Kan bağışlayarak bir yakınımızın ya da hiç tanımadığımız birinin hayata yine bağlanmasını sağlayabiliriz. Kaza, ameliyat, kanser nedeniyle ya da kronik hastalıklar üzere tıbbi rahatsızlıkları olan hastalara yardımcı olabiliriz.
2. Bağışçı için de yararı var mı?
Prof. Dr. Itır Şirinoğlu Demiriz kan vermenin yararlarını şöyle sıralıyor: “Kan vermek, kan hücrelerinin yenilenmesini ve kan akışının uygunlaşmasını sağlar. Kandaki yağ oranını azaltarak kalp krizi riskini büyük oranda önlemeye yardımcıdır, karaciğer için de toksinlerin uzaklaştırılması yoluyla olumlu gözetici tesiri vardır, bedene fazlasının ziyanlı olduğunu bildiğimiz demirin düzeyinin denetimini sağlar. Kalp krizi riskini azaltır.

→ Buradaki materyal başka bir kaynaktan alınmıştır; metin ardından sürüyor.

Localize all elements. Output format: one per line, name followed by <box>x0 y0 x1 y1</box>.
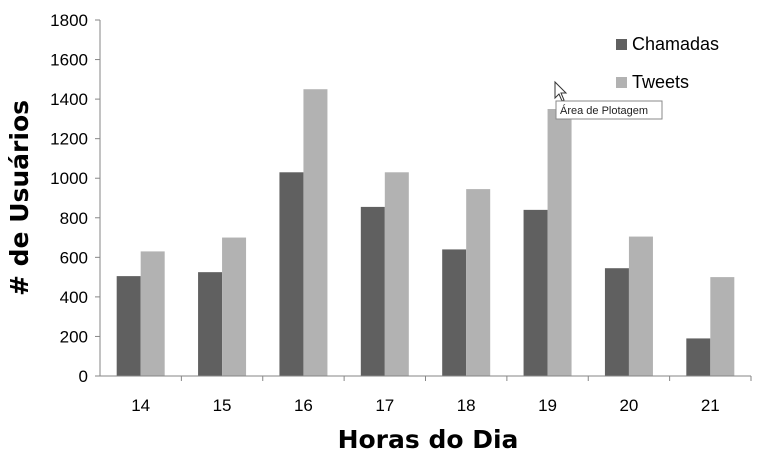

Yüksek tansiyonu düşürür.
En kıymetlisi, bağışlanan bir ünite kan üç farklı gereksinim sahibine katkıda bulunur.”
3. Düzenli bağışın faydaları neler?
Prof. Dr. Mutlu Arat: “Düzenli kan vermek kalp sıhhatinizi koruyarak damarlarınızı da rahatlatır. Kan bedellerinin denetim edilmesini sağlar. Alınan kanın sağlıklı olup olmadığına bakmak için çeşitli testler yapılır. Kan veren bireyde rastgele bir hastalık olup olmadığı ortaya çıkar. Kan veren kişinin bedeni daima taze kan üretir, bu da daha dinç ve enerjik hissetmeyi sağlar.”

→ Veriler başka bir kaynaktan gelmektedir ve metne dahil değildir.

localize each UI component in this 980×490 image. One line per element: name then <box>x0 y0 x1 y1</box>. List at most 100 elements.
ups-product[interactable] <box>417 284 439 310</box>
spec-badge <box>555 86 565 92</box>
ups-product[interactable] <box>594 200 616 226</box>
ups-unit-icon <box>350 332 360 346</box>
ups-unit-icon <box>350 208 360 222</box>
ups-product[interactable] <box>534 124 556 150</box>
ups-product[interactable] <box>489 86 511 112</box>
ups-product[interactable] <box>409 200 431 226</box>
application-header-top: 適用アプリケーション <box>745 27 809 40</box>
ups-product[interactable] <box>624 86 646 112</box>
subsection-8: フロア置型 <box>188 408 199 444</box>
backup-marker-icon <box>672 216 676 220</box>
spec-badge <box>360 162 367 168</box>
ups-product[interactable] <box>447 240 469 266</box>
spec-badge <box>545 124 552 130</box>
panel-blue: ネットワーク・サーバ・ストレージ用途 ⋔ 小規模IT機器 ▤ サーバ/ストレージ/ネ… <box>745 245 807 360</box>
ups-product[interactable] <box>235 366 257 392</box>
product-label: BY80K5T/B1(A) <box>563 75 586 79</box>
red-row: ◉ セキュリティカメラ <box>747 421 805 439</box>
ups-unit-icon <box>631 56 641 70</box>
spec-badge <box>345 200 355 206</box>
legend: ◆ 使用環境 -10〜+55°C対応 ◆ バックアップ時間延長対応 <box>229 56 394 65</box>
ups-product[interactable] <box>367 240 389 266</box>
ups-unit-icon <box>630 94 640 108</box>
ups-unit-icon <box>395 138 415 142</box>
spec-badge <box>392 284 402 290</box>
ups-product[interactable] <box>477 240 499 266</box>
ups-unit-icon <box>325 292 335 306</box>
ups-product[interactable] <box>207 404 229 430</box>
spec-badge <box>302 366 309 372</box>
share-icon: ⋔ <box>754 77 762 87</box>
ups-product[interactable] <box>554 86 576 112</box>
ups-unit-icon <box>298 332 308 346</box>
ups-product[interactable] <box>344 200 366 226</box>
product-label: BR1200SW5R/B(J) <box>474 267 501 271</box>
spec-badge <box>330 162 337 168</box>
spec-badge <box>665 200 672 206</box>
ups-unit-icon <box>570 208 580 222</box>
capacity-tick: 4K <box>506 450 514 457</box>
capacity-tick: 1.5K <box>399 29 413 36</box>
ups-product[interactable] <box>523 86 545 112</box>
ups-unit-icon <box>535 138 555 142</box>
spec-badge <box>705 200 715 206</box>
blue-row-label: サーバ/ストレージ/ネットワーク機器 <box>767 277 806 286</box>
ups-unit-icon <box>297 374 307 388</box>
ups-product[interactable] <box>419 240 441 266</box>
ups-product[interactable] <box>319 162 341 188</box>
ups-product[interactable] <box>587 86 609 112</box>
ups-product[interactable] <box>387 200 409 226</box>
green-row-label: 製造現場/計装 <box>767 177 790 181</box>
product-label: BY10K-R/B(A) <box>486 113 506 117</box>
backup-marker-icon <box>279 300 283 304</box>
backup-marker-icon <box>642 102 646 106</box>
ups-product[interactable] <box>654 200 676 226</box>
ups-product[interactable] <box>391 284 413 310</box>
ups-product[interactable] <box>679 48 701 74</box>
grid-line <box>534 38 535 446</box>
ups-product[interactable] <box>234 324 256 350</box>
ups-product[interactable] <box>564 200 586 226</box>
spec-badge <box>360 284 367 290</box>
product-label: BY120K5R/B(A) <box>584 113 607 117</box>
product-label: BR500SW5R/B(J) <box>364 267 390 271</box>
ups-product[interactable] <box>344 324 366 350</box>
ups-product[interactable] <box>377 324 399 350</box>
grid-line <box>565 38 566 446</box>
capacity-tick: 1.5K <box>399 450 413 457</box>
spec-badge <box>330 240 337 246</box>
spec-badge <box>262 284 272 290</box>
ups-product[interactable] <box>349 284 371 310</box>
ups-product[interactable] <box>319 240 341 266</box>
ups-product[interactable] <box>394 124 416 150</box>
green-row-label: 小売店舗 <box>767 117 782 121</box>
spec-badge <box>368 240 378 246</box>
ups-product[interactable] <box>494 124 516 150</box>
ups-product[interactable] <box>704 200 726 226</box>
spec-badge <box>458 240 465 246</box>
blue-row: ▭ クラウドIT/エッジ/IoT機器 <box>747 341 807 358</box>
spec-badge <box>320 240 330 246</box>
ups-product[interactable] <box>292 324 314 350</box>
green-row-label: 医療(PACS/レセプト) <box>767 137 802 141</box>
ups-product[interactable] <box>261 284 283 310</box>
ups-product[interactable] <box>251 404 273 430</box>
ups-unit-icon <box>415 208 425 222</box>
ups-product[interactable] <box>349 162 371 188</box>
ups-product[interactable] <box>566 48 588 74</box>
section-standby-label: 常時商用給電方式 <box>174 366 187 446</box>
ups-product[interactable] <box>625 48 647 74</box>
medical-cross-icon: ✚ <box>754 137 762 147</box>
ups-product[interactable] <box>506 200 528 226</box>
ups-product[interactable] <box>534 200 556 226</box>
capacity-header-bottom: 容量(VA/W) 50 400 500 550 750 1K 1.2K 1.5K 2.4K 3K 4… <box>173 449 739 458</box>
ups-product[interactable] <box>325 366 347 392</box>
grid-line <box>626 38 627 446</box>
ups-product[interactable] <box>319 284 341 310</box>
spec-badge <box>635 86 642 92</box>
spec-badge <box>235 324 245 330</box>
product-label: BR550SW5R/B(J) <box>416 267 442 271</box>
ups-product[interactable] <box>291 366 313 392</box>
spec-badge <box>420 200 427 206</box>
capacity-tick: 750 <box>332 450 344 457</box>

4. Kimler kan bağışında bulunabilir?
18-65 yaş aralığında olup 50 kilogramın üzerindeki her sağlıklı birey kan bağışçısı adayı olabiliyor. Prof. Dr. Itır Şirinoğlu Demiriz: “Hayatında birinci kere kan bağışında bulunacaksa bireyin 61 yaşından gün almamış olmasını tercih ederiz. Nizamlı kan bağışçısı olanlarsa 65 yaşını doldurduktan 70 yaşından gün alana kadar hekimin da onayını almak kuralıyla yılda en fazla bir sefer bağış yapabilir. ”
5. Kimler kan bağışında bulunamaz?
Grip, soğuk algınlığı, düşük tansiyon, kansızlık üzere sıhhat meseleleri olan bireylerin kan vermemesi gerek. Hepatit B, hepatit C, tüberküloz ve AIDS hastaları, epilepsi üzere sinirsel rahatsızlıkları olanlar, sıtma tedavisi görenler, frengi geçirenler, kronik böbrek yetmezliği olanlar, diyabetli olan ve insülin kullananlar kan veremiyor. Ayrıyeten dövme yaptıranlar da 1 yıl kan bağışı yapamıyor.
6. Öncesinde ve sonrasında nelere dikkat edilmeli?
Kan vermeden evvel düzgün uyumak, gerilimden uzak durmak kıymetli. Prof. Dr. Mutlu Arat kan verdikten sonrası içinse şu ikazlarda bulunuyor: “Bağıştan sonra en az 10-15 dakika dinlenerek kendinizi yormadan toplumsal işlerinizi yapabilirsiniz. Bol sol su tüketmek gerekir. Ayrıyeten ağır kaldırılmamalı, spor yapılmamalı ve bir mühlet sigara içilmemeli.”
7. Aç mı yoksa tok karnına mı?
Kan verecek kişinin tok olması gerekiyor. Aksi takdirde baş dönmesi yaşanabiliyor. Prof. Dr. Mutlu Arat “Kan verecek kişinin çok yağlı ve şekerli besinleri tüketmemesi ve bol su içmesi gerekir” diyor.
8. Halsizlik yapar mı?
Kan veren bireylerde bazen kısa müddetli hafif bir yorgunluk ya da baş dönmesi görülebiliyor. Prof. Dr. Mutlu Arat: “Vücut kan kaybını kısa müddette telafi edebilmektedir. Kan verdikten sonra gereğince su içip dinlenilirse beden çabucak toparlanır.”
9. Bağışıklık sistemini tesirler mi?
Prof. Dr. Mutlu Arat kan bağışının bağışıklığı zayıflatmadığını söylüyor: “Çünkü beden kendisini süratlice toparlayarak kanın yerine yenisinin üretilmesini sağlar. Bedenin bağışıklık sistemi daha etkin çalışmaya başlar.”
10. Yılda kaç sefer kan verilebilir?
Prof. Dr. Itır Şirinoğlu Demiriz erkeklerin 90 günde bir, kadınlarınsa 120 günde bir kan bağışında bulunabileceklerini belirtiyor.